Je ne devais pas avoir l'air fameux face à cette femme si déroutante, si bien que je ne fus pas tellement étonné quand cette-dernière ricana en me dévisageant avec convoitise.

L'insistance dont elle faisait preuve en me scrutant comme elle le faisait à cet instant-là me mit rapidement mal à l'aise. Je n'étais pas un putain de bonbon à ce que je sache !

Puis, comme si de rien n'était, elle adopta un ton léger tandis qu'elle tournait et retournait ses mains devant elle avec une pointe d'admiration pétillant fortement dans ses grands yeux bleus.

« Voilà fort longtemps que je n'avais point ressenti pareil sensation. C'est tellement grisant... »

A ces mots, le petit Captain (Minho) se mit à sourire de plus belle.
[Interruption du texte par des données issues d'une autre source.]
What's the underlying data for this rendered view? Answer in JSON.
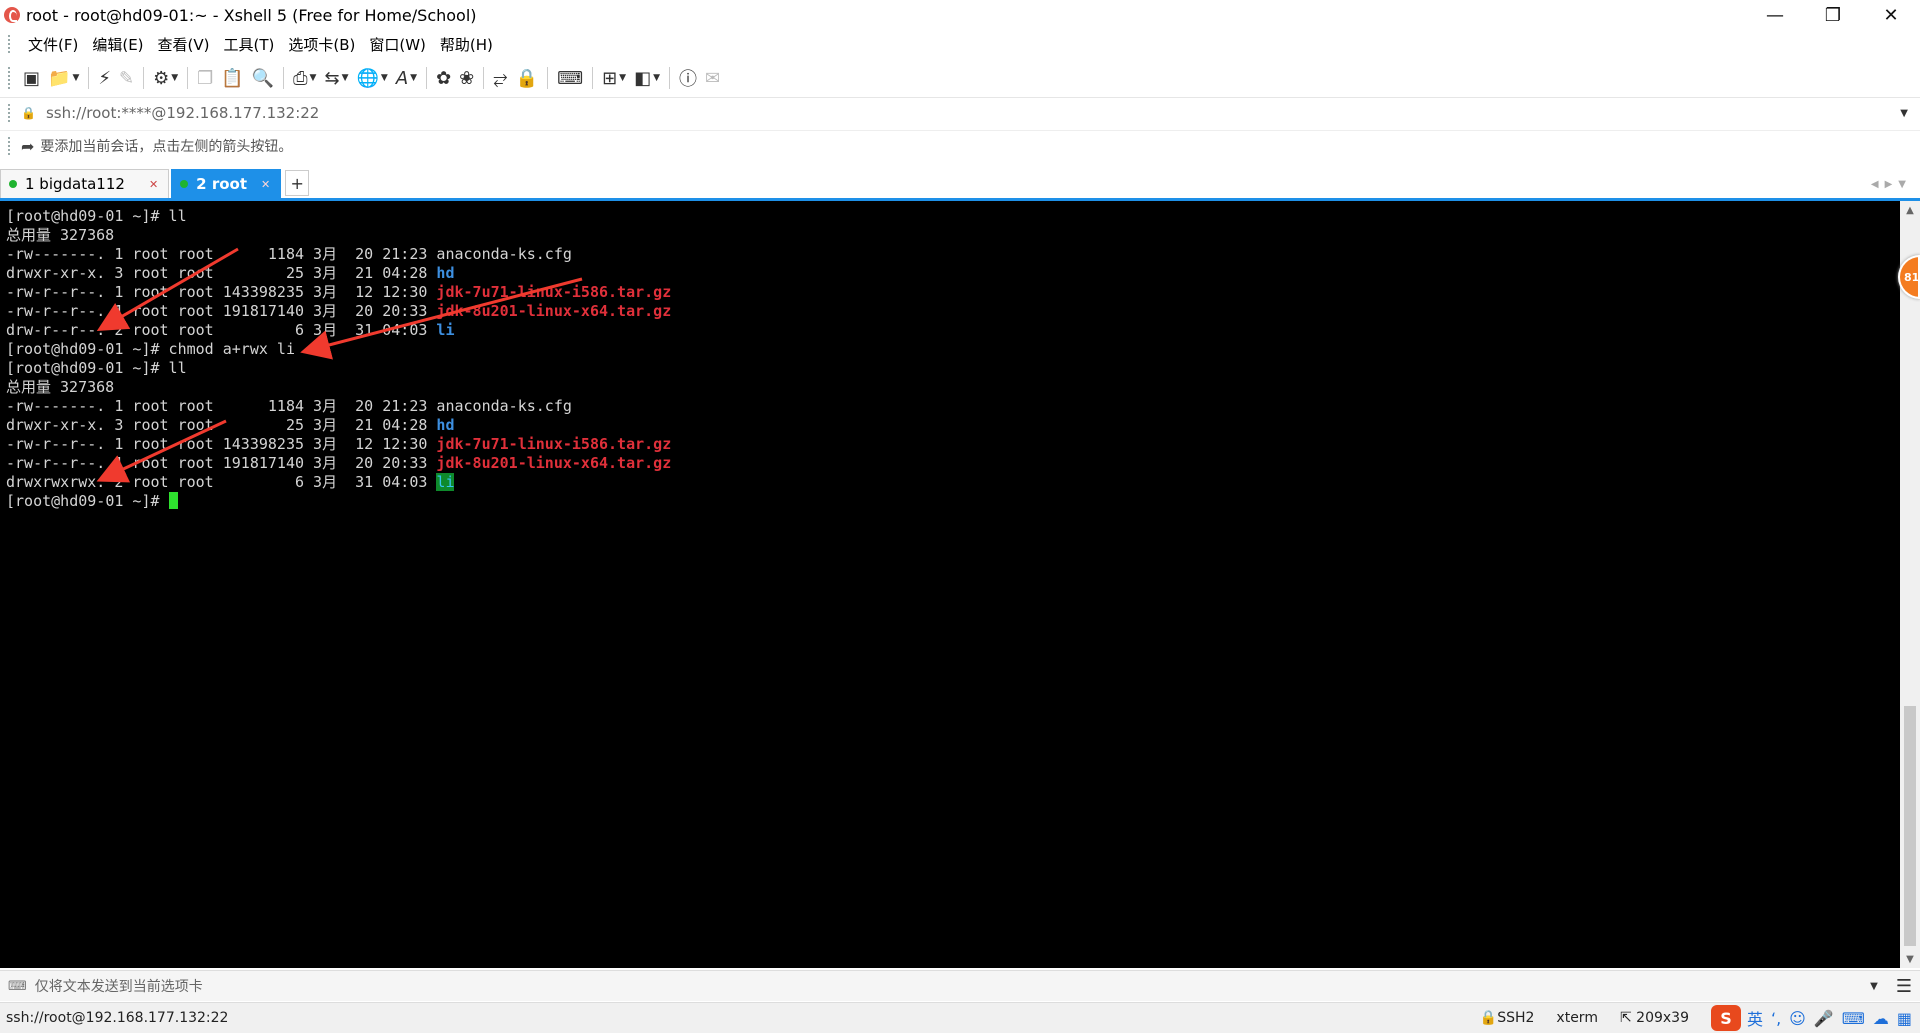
{
  "window": {
    "title": "root - root@hd09-01:~ - Xshell 5 (Free for Home/School)",
    "minimize": "—",
    "maximize": "❐",
    "close": "✕"
  },
  "menu": [
    "文件(F)",
    "编辑(E)",
    "查看(V)",
    "工具(T)",
    "选项卡(B)",
    "窗口(W)",
    "帮助(H)"
  ],
  "toolbar": {
    "icons": [
      "new-session-icon",
      "open-folder-icon",
      "reconnect-icon",
      "disconnect-icon",
      "properties-icon",
      "copy-icon",
      "paste-icon",
      "find-icon",
      "print-icon",
      "transfer-icon",
      "globe-icon",
      "font-icon",
      "xftp-icon",
      "xmanager-icon",
      "fullscreen-icon",
      "lock-icon",
      "keyboard-icon",
      "new-tab-icon",
      "layout-icon",
      "help-icon",
      "chat-icon"
    ]
  },
  "address": {
    "value": "ssh://root:****@192.168.177.132:22"
  },
  "hint": {
    "text": "要添加当前会话，点击左侧的箭头按钮。"
  },
  "tabs": [
    {
      "label": "1 bigdata112",
      "active": false
    },
    {
      "label": "2 root",
      "active": true
    }
  ],
  "terminal": {
    "lines": [
      [
        {
          "t": "[root@hd09-01 ~]# ll"
        }
      ],
      [
        {
          "t": "总用量 327368"
        }
      ],
      [
        {
          "t": "-rw-------. 1 root root      1184 3月  20 21:23 "
        },
        {
          "t": "anaconda-ks.cfg"
        }
      ],
      [
        {
          "t": "drwxr-xr-x. 3 root root        25 3月  21 04:28 "
        },
        {
          "t": "hd",
          "c": "c-blue"
        }
      ],
      [
        {
          "t": "-rw-r--r--. 1 root root 143398235 3月  12 12:30 "
        },
        {
          "t": "jdk-7u71-linux-i586.tar.gz",
          "c": "c-red"
        }
      ],
      [
        {
          "t": "-rw-r--r--. 1 root root 191817140 3月  20 20:33 "
        },
        {
          "t": "jdk-8u201-linux-x64.tar.gz",
          "c": "c-red"
        }
      ],
      [
        {
          "t": "drw-r--r--. 2 root root         6 3月  31 04:03 "
        },
        {
          "t": "li",
          "c": "c-blue"
        }
      ],
      [
        {
          "t": "[root@hd09-01 ~]# chmod a+rwx li"
        }
      ],
      [
        {
          "t": "[root@hd09-01 ~]# ll"
        }
      ],
      [
        {
          "t": "总用量 327368"
        }
      ],
      [
        {
          "t": "-rw-------. 1 root root      1184 3月  20 21:23 "
        },
        {
          "t": "anaconda-ks.cfg"
        }
      ],
      [
        {
          "t": "drwxr-xr-x. 3 root root        25 3月  21 04:28 "
        },
        {
          "t": "hd",
          "c": "c-blue"
        }
      ],
      [
        {
          "t": "-rw-r--r--. 1 root root 143398235 3月  12 12:30 "
        },
        {
          "t": "jdk-7u71-linux-i586.tar.gz",
          "c": "c-red"
        }
      ],
      [
        {
          "t": "-rw-r--r--. 1 root root 191817140 3月  20 20:33 "
        },
        {
          "t": "jdk-8u201-linux-x64.tar.gz",
          "c": "c-red"
        }
      ],
      [
        {
          "t": "drwxrwxrwx. 2 root root         6 3月  31 04:03 "
        },
        {
          "t": "li",
          "c": "c-hl"
        }
      ],
      [
        {
          "t": "[root@hd09-01 ~]# "
        },
        {
          "cursor": true
        }
      ]
    ]
  },
  "badge": {
    "text": "81"
  },
  "sendbar": {
    "placeholder": "仅将文本发送到当前选项卡"
  },
  "status": {
    "connection": "ssh://root@192.168.177.132:22",
    "protocol": "SSH2",
    "terminal_type": "xterm",
    "size": "209x39",
    "ime_lang": "英",
    "sogou": "S"
  },
  "colors": {
    "accent": "#1e90e8",
    "cursor": "#2ee02e",
    "dir": "#3d8fe0",
    "archive": "#e0303a",
    "arrow": "#f03a2e"
  }
}
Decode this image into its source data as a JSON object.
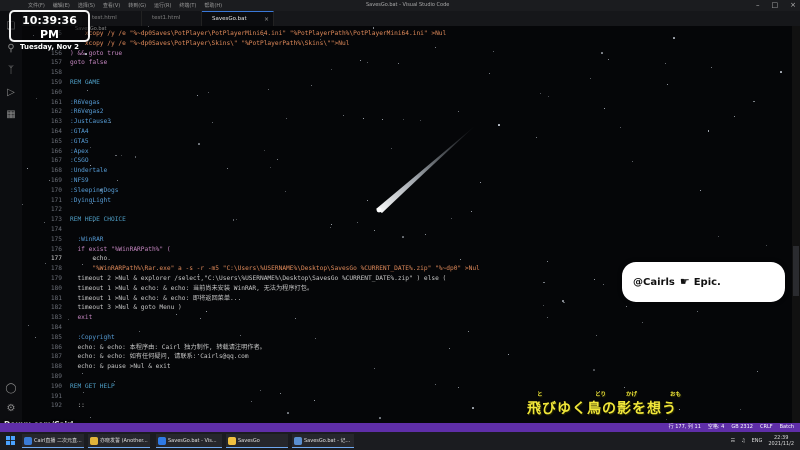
{
  "window": {
    "title": "SavesGo.bat - Visual Studio Code",
    "menu": [
      "文件(F)",
      "编辑(E)",
      "选择(S)",
      "查看(V)",
      "转到(G)",
      "运行(R)",
      "终端(T)",
      "帮助(H)"
    ]
  },
  "tabs": [
    {
      "label": "test.html",
      "active": false
    },
    {
      "label": "test1.html",
      "active": false
    },
    {
      "label": "SavesGo.bat",
      "active": true
    }
  ],
  "breadcrumb": "SavesGo.bat",
  "editor": {
    "lines": [
      {
        "n": "155",
        "code": "    xcopy /y /e \"%~dp0Saves\\PotPlayer\\PotPlayerMini64.ini\" \"%PotPlayerPath%\\PotPlayerMini64.ini\" >Nul",
        "cls": "str"
      },
      {
        "n": "",
        "code": "    xcopy /y /e \"%~dp0Saves\\PotPlayer\\Skins\\\" \"%PotPlayerPath%\\Skins\\\"\">Nul",
        "cls": "str"
      },
      {
        "n": "156",
        "code": ") && goto true",
        "cls": "kw"
      },
      {
        "n": "157",
        "code": "goto false",
        "cls": "kw"
      },
      {
        "n": "158",
        "code": "",
        "cls": ""
      },
      {
        "n": "159",
        "code": "REM GAME",
        "cls": "cm"
      },
      {
        "n": "160",
        "code": "",
        "cls": ""
      },
      {
        "n": "161",
        "code": ":R6Vegas",
        "cls": "lbl"
      },
      {
        "n": "162",
        "code": ":R6Vegas2",
        "cls": "lbl"
      },
      {
        "n": "163",
        "code": ":JustCause3",
        "cls": "lbl"
      },
      {
        "n": "164",
        "code": ":GTA4",
        "cls": "lbl"
      },
      {
        "n": "165",
        "code": ":GTA5",
        "cls": "lbl"
      },
      {
        "n": "166",
        "code": ":Apex",
        "cls": "lbl"
      },
      {
        "n": "167",
        "code": ":CSGO",
        "cls": "lbl"
      },
      {
        "n": "168",
        "code": ":Undertale",
        "cls": "lbl"
      },
      {
        "n": "169",
        "code": ":NFS9",
        "cls": "lbl"
      },
      {
        "n": "170",
        "code": ":SleepingDogs",
        "cls": "lbl"
      },
      {
        "n": "171",
        "code": ":DyingLight",
        "cls": "lbl"
      },
      {
        "n": "172",
        "code": "",
        "cls": ""
      },
      {
        "n": "173",
        "code": "REM HEDE CHOICE",
        "cls": "cm"
      },
      {
        "n": "174",
        "code": "",
        "cls": ""
      },
      {
        "n": "175",
        "code": "  :WinRAR",
        "cls": "lbl"
      },
      {
        "n": "176",
        "code": "  if exist \"%WinRARPath%\" (",
        "cls": "kw"
      },
      {
        "n": "177",
        "code": "      echo.",
        "cls": "",
        "current": true
      },
      {
        "n": "178",
        "code": "      \"%WinRARPath%\\Rar.exe\" a -s -r -m5 \"C:\\Users\\%USERNAME%\\Desktop\\SavesGo %CURRENT_DATE%.zip\" \"%~dp0\" >Nul",
        "cls": "str"
      },
      {
        "n": "179",
        "code": "  timeout 2 >Nul & explorer /select,\"C:\\Users\\%USERNAME%\\Desktop\\SavesGo %CURRENT_DATE%.zip\" ) else (",
        "cls": ""
      },
      {
        "n": "180",
        "code": "  timeout 1 >Nul & echo: & echo: 当前尚未安装 WinRAR, 无法为程序打包。",
        "cls": ""
      },
      {
        "n": "181",
        "code": "  timeout 1 >Nul & echo: & echo: 即将返回菜单...",
        "cls": ""
      },
      {
        "n": "182",
        "code": "  timeout 3 >Nul & goto Menu )",
        "cls": ""
      },
      {
        "n": "183",
        "code": "  exit",
        "cls": "kw"
      },
      {
        "n": "184",
        "code": "",
        "cls": ""
      },
      {
        "n": "185",
        "code": "  :Copyright",
        "cls": "lbl"
      },
      {
        "n": "186",
        "code": "  echo: & echo: 本程序由: Cairl 独力制作, 转载请注明作者。",
        "cls": ""
      },
      {
        "n": "187",
        "code": "  echo: & echo: 如有任何疑问, 请联系: Cairls@qq.com",
        "cls": ""
      },
      {
        "n": "188",
        "code": "  echo: & pause >Nul & exit",
        "cls": ""
      },
      {
        "n": "189",
        "code": "",
        "cls": ""
      },
      {
        "n": "190",
        "code": "REM GET HELP",
        "cls": "cm"
      },
      {
        "n": "191",
        "code": "",
        "cls": ""
      },
      {
        "n": "192",
        "code": "  ::",
        "cls": ""
      }
    ]
  },
  "overlay": {
    "clock_time": "10:39:36 PM",
    "clock_date": "Tuesday, Nov 2",
    "bubble_user": "@Cairls",
    "bubble_text": "Epic.",
    "bubble_icon": "pointing-hand-icon",
    "watermark": "Douyu.com/Cairl",
    "lyrics": "飛びゆく鳥の影を想う",
    "lyrics_ruby": [
      "と",
      "とり",
      "かげ",
      "おも"
    ]
  },
  "statusbar": {
    "items": [
      "行 177, 列 11",
      "空格: 4",
      "GB 2312",
      "CRLF",
      "Batch"
    ]
  },
  "taskbar": {
    "items": [
      {
        "label": "Cairl直播 二次元直...",
        "color": "#3a7bd5"
      },
      {
        "label": "亦晓发誓 (Another...",
        "color": "#e0b43a"
      },
      {
        "label": "SavesGo.bat - Vis...",
        "color": "#2f7ae5"
      },
      {
        "label": "SavesGo",
        "color": "#f0c040"
      },
      {
        "label": "SavesGo.bat - 记...",
        "color": "#5a8fd0"
      }
    ],
    "tray_lang": "ENG",
    "tray_time": "22:39",
    "tray_date": "2021/11/2"
  },
  "colors": {
    "statusbar": "#5f2ea8",
    "lyrics": "#f0e63a",
    "accent": "#3a78d8"
  }
}
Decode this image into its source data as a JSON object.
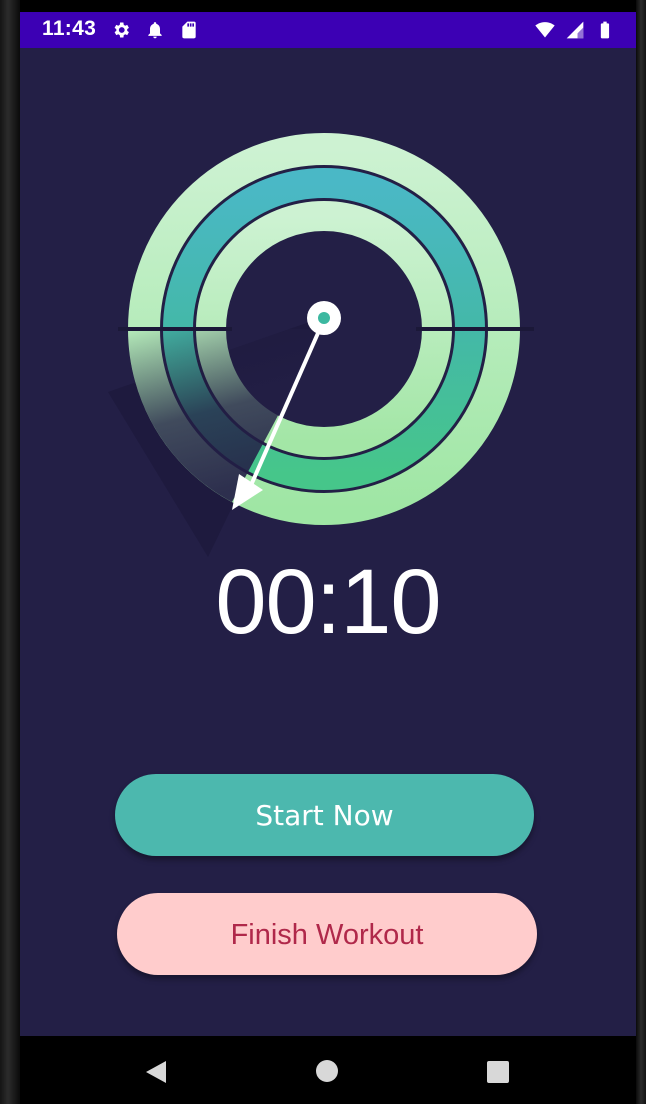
{
  "status_bar": {
    "time": "11:43",
    "left_icons": [
      "settings-icon",
      "notification-bell-icon",
      "sd-card-icon"
    ],
    "right_icons": [
      "wifi-icon",
      "cell-signal-icon",
      "battery-icon"
    ],
    "background": "#3c00b4"
  },
  "timer": {
    "display": "00:10",
    "outer_ring_color": "#c8f0cc",
    "middle_ring_color": "#46b8c0",
    "inner_ring_color": "#c6f0c8",
    "hand_color": "#ffffff",
    "background": "#231f46"
  },
  "actions": {
    "start_label": "Start Now",
    "start_color": "#4cb8ae",
    "finish_label": "Finish Workout",
    "finish_color": "#ffcccc",
    "finish_text_color": "#b0284a"
  },
  "navigation": {
    "buttons": [
      "back-icon",
      "home-icon",
      "recents-icon"
    ]
  }
}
Il paraissait sincèrement heureux de ce retournement de conjoncture, contrairement à moi qui me sentais littéralement à côté de la plaque.

Aussi, pour ne pas laisser Tara jubiler plus longtemps face à mon impuissance que je n'appréciais pas des masses, je me tournais vers lui, avide d'informations.

« Tu veux bien m'expliquer ce qui se passe avec ta mère ? »

Cela eut le mérite de faire rire d'autant plus la jeune femme qui décida de me répondre à la place de l'enfant. Et sincèrement, j'aurai beaucoup plus apprécié que ce soit lui qui s'occupe de m'aider dans la compréhension de cette affaire.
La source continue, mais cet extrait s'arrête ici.